My Lords, I do not think there is any question of the Forestry Commission being inhibited in any way. Of course it is limited to a significant extent in increasing its planting because the private sector, generally speaking, is quite happy to do so. There are sales of Forestry Commission land on the basis of rationalisation of its main plantations. As for the question of privatisation, that is not on the agenda at the moment.

Baroness Strange

My Lords, is my noble friend aware that we planted last year 2.5 hectares of broad-leaved hardwood forest trees and that my husband and I spent our last wedding anniversary planting oak trees?

Lord Strathclyde

My Lords, it is particularly to my farsighted friend that our policies are aimed. Those who enjoy small scale forestry can see not only the economic benefit but the aesthetic benefit too.

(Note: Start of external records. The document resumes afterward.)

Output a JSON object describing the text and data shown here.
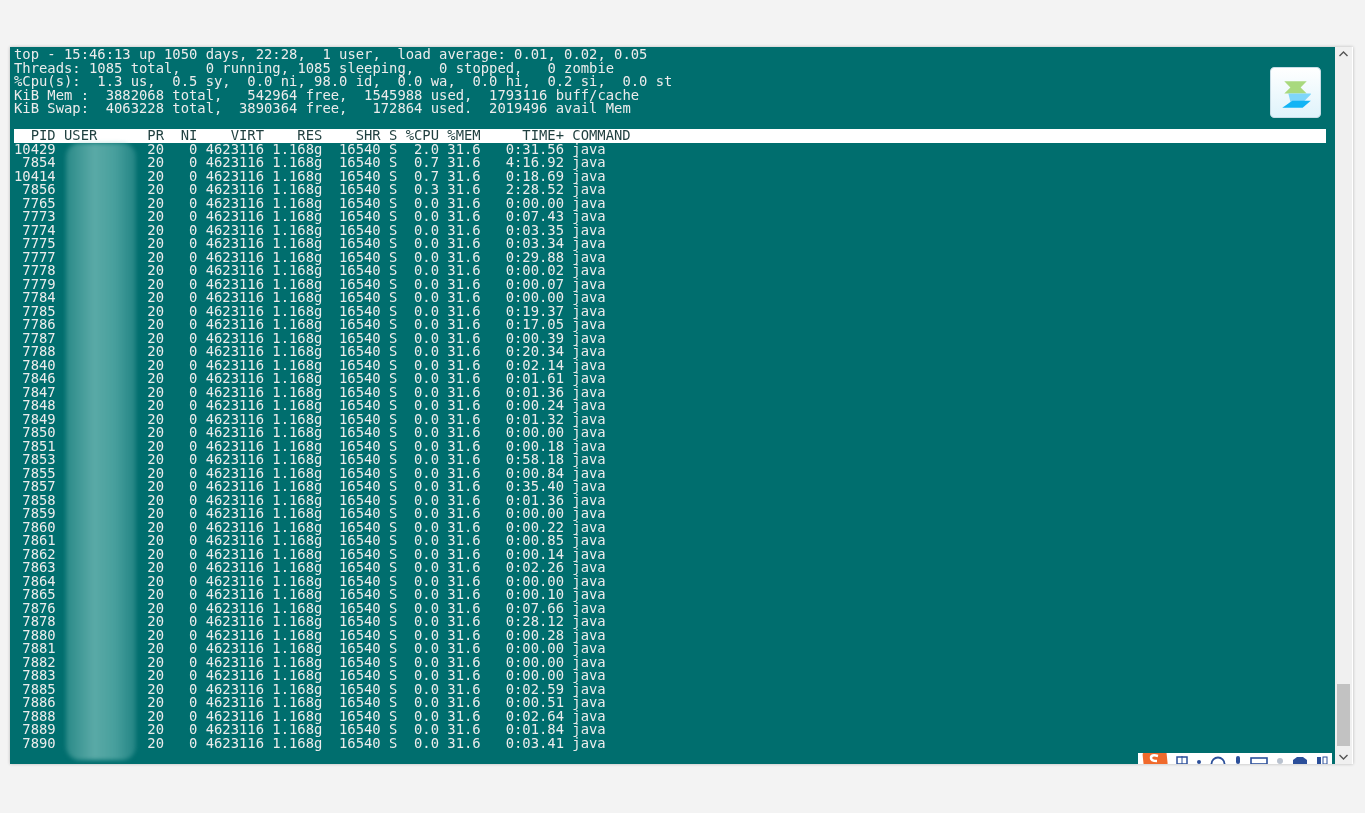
{
  "summary_lines": [
    "top - 15:46:13 up 1050 days, 22:28,  1 user,  load average: 0.01, 0.02, 0.05",
    "Threads: 1085 total,   0 running, 1085 sleeping,   0 stopped,   0 zombie",
    "%Cpu(s):  1.3 us,  0.5 sy,  0.0 ni, 98.0 id,  0.0 wa,  0.0 hi,  0.2 si,  0.0 st",
    "KiB Mem :  3882068 total,   542964 free,  1545988 used,  1793116 buff/cache",
    "KiB Swap:  4063228 total,  3890364 free,   172864 used.  2019496 avail Mem"
  ],
  "table": {
    "columns": [
      "PID",
      "USER",
      "PR",
      "NI",
      "VIRT",
      "RES",
      "SHR",
      "S",
      "%CPU",
      "%MEM",
      "TIME+",
      "COMMAND"
    ],
    "rows": [
      [
        "10429",
        "",
        "20",
        "0",
        "4623116",
        "1.168g",
        "16540",
        "S",
        "2.0",
        "31.6",
        "0:31.56",
        "java"
      ],
      [
        "7854",
        "",
        "20",
        "0",
        "4623116",
        "1.168g",
        "16540",
        "S",
        "0.7",
        "31.6",
        "4:16.92",
        "java"
      ],
      [
        "10414",
        "",
        "20",
        "0",
        "4623116",
        "1.168g",
        "16540",
        "S",
        "0.7",
        "31.6",
        "0:18.69",
        "java"
      ],
      [
        "7856",
        "",
        "20",
        "0",
        "4623116",
        "1.168g",
        "16540",
        "S",
        "0.3",
        "31.6",
        "2:28.52",
        "java"
      ],
      [
        "7765",
        "",
        "20",
        "0",
        "4623116",
        "1.168g",
        "16540",
        "S",
        "0.0",
        "31.6",
        "0:00.00",
        "java"
      ],
      [
        "7773",
        "",
        "20",
        "0",
        "4623116",
        "1.168g",
        "16540",
        "S",
        "0.0",
        "31.6",
        "0:07.43",
        "java"
      ],
      [
        "7774",
        "",
        "20",
        "0",
        "4623116",
        "1.168g",
        "16540",
        "S",
        "0.0",
        "31.6",
        "0:03.35",
        "java"
      ],
      [
        "7775",
        "",
        "20",
        "0",
        "4623116",
        "1.168g",
        "16540",
        "S",
        "0.0",
        "31.6",
        "0:03.34",
        "java"
      ],
      [
        "7777",
        "",
        "20",
        "0",
        "4623116",
        "1.168g",
        "16540",
        "S",
        "0.0",
        "31.6",
        "0:29.88",
        "java"
      ],
      [
        "7778",
        "",
        "20",
        "0",
        "4623116",
        "1.168g",
        "16540",
        "S",
        "0.0",
        "31.6",
        "0:00.02",
        "java"
      ],
      [
        "7779",
        "",
        "20",
        "0",
        "4623116",
        "1.168g",
        "16540",
        "S",
        "0.0",
        "31.6",
        "0:00.07",
        "java"
      ],
      [
        "7784",
        "",
        "20",
        "0",
        "4623116",
        "1.168g",
        "16540",
        "S",
        "0.0",
        "31.6",
        "0:00.00",
        "java"
      ],
      [
        "7785",
        "",
        "20",
        "0",
        "4623116",
        "1.168g",
        "16540",
        "S",
        "0.0",
        "31.6",
        "0:19.37",
        "java"
      ],
      [
        "7786",
        "",
        "20",
        "0",
        "4623116",
        "1.168g",
        "16540",
        "S",
        "0.0",
        "31.6",
        "0:17.05",
        "java"
      ],
      [
        "7787",
        "",
        "20",
        "0",
        "4623116",
        "1.168g",
        "16540",
        "S",
        "0.0",
        "31.6",
        "0:00.39",
        "java"
      ],
      [
        "7788",
        "",
        "20",
        "0",
        "4623116",
        "1.168g",
        "16540",
        "S",
        "0.0",
        "31.6",
        "0:20.34",
        "java"
      ],
      [
        "7840",
        "",
        "20",
        "0",
        "4623116",
        "1.168g",
        "16540",
        "S",
        "0.0",
        "31.6",
        "0:02.14",
        "java"
      ],
      [
        "7846",
        "",
        "20",
        "0",
        "4623116",
        "1.168g",
        "16540",
        "S",
        "0.0",
        "31.6",
        "0:01.61",
        "java"
      ],
      [
        "7847",
        "",
        "20",
        "0",
        "4623116",
        "1.168g",
        "16540",
        "S",
        "0.0",
        "31.6",
        "0:01.36",
        "java"
      ],
      [
        "7848",
        "",
        "20",
        "0",
        "4623116",
        "1.168g",
        "16540",
        "S",
        "0.0",
        "31.6",
        "0:00.24",
        "java"
      ],
      [
        "7849",
        "",
        "20",
        "0",
        "4623116",
        "1.168g",
        "16540",
        "S",
        "0.0",
        "31.6",
        "0:01.32",
        "java"
      ],
      [
        "7850",
        "",
        "20",
        "0",
        "4623116",
        "1.168g",
        "16540",
        "S",
        "0.0",
        "31.6",
        "0:00.00",
        "java"
      ],
      [
        "7851",
        "",
        "20",
        "0",
        "4623116",
        "1.168g",
        "16540",
        "S",
        "0.0",
        "31.6",
        "0:00.18",
        "java"
      ],
      [
        "7853",
        "",
        "20",
        "0",
        "4623116",
        "1.168g",
        "16540",
        "S",
        "0.0",
        "31.6",
        "0:58.18",
        "java"
      ],
      [
        "7855",
        "",
        "20",
        "0",
        "4623116",
        "1.168g",
        "16540",
        "S",
        "0.0",
        "31.6",
        "0:00.84",
        "java"
      ],
      [
        "7857",
        "",
        "20",
        "0",
        "4623116",
        "1.168g",
        "16540",
        "S",
        "0.0",
        "31.6",
        "0:35.40",
        "java"
      ],
      [
        "7858",
        "",
        "20",
        "0",
        "4623116",
        "1.168g",
        "16540",
        "S",
        "0.0",
        "31.6",
        "0:01.36",
        "java"
      ],
      [
        "7859",
        "",
        "20",
        "0",
        "4623116",
        "1.168g",
        "16540",
        "S",
        "0.0",
        "31.6",
        "0:00.00",
        "java"
      ],
      [
        "7860",
        "",
        "20",
        "0",
        "4623116",
        "1.168g",
        "16540",
        "S",
        "0.0",
        "31.6",
        "0:00.22",
        "java"
      ],
      [
        "7861",
        "",
        "20",
        "0",
        "4623116",
        "1.168g",
        "16540",
        "S",
        "0.0",
        "31.6",
        "0:00.85",
        "java"
      ],
      [
        "7862",
        "",
        "20",
        "0",
        "4623116",
        "1.168g",
        "16540",
        "S",
        "0.0",
        "31.6",
        "0:00.14",
        "java"
      ],
      [
        "7863",
        "",
        "20",
        "0",
        "4623116",
        "1.168g",
        "16540",
        "S",
        "0.0",
        "31.6",
        "0:02.26",
        "java"
      ],
      [
        "7864",
        "",
        "20",
        "0",
        "4623116",
        "1.168g",
        "16540",
        "S",
        "0.0",
        "31.6",
        "0:00.00",
        "java"
      ],
      [
        "7865",
        "",
        "20",
        "0",
        "4623116",
        "1.168g",
        "16540",
        "S",
        "0.0",
        "31.6",
        "0:00.10",
        "java"
      ],
      [
        "7876",
        "",
        "20",
        "0",
        "4623116",
        "1.168g",
        "16540",
        "S",
        "0.0",
        "31.6",
        "0:07.66",
        "java"
      ],
      [
        "7878",
        "",
        "20",
        "0",
        "4623116",
        "1.168g",
        "16540",
        "S",
        "0.0",
        "31.6",
        "0:28.12",
        "java"
      ],
      [
        "7880",
        "",
        "20",
        "0",
        "4623116",
        "1.168g",
        "16540",
        "S",
        "0.0",
        "31.6",
        "0:00.28",
        "java"
      ],
      [
        "7881",
        "",
        "20",
        "0",
        "4623116",
        "1.168g",
        "16540",
        "S",
        "0.0",
        "31.6",
        "0:00.00",
        "java"
      ],
      [
        "7882",
        "",
        "20",
        "0",
        "4623116",
        "1.168g",
        "16540",
        "S",
        "0.0",
        "31.6",
        "0:00.00",
        "java"
      ],
      [
        "7883",
        "",
        "20",
        "0",
        "4623116",
        "1.168g",
        "16540",
        "S",
        "0.0",
        "31.6",
        "0:00.00",
        "java"
      ],
      [
        "7885",
        "",
        "20",
        "0",
        "4623116",
        "1.168g",
        "16540",
        "S",
        "0.0",
        "31.6",
        "0:02.59",
        "java"
      ],
      [
        "7886",
        "",
        "20",
        "0",
        "4623116",
        "1.168g",
        "16540",
        "S",
        "0.0",
        "31.6",
        "0:00.51",
        "java"
      ],
      [
        "7888",
        "",
        "20",
        "0",
        "4623116",
        "1.168g",
        "16540",
        "S",
        "0.0",
        "31.6",
        "0:02.64",
        "java"
      ],
      [
        "7889",
        "",
        "20",
        "0",
        "4623116",
        "1.168g",
        "16540",
        "S",
        "0.0",
        "31.6",
        "0:01.84",
        "java"
      ],
      [
        "7890",
        "",
        "20",
        "0",
        "4623116",
        "1.168g",
        "16540",
        "S",
        "0.0",
        "31.6",
        "0:03.41",
        "java"
      ]
    ]
  }
}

Lord Carmichael of Kelvingrove

My Lords, with regard to the forest now planted by private interests with grants from the Forestry Commission and the Ministry of Agriculture, are any rights of access by the public built into the grants when they are made?

Lord Strathclyde

No, My Lords. When the private sector accepts grants from the Forestry Commission it is obliged in some cases to discuss with local authorities the prospect of access. But it is not a prerequisite.

Lord Dulverton

My Lords, is my noble friend aware that £700 million has been invested in Britain, largely from overseas, over the past few years in the most advanced technologies of timber processing? This has been based largely on the faith placed in government announcements that forestry production during the next decades would swell production to an extent which justified such great investment. But this will clearly not take place unless the Government's announced target of 33,000 hectares per annum of new planting is to be achieved. What has my noble friend to say about this aspect of the matter? I hope that we are not content to let these investors down.

Lord Strathclyde

My Lords, my noble friend is quite right. There has been substantial investment to the tune of close on £1 billion over the past 10 years in down-the-line production. That has tremendous spin-offs in terms of economic activity and employment in relatively fragile areas. But that production was put in place at a time when it was forecast that there would be an increase in the amount of trees harvested of some 50 per cent. to 9 million cubic metres by the end of this century. That figure will not change. Nor will that figure have changed investment decisions. I am confident that over the next 30 to 40 years we shall make up the shortfall in planting over the past two or three years so that we shall see increased production.

The Earl of Perth

My Lords, is the noble Lord aware that in the Republic of Ireland this year probably more trees will be planted than in Scotland, Wales and England put together? Will he seek the advice of the Irish Government on how this is achieved, and will the Government, in this case, follow that example?

Lord Strathclyde

My Lords, it is of course the Irish who are following our example over the past few years. In relation to our land area we have done more to build up our forestry area than almost any other country in the world. That is a record of which we are very proud.

The Lord Privy Seal (Lord Waddington)

My Lords, it is my duty to point to the clock. We must keep enough time for the next two Questions.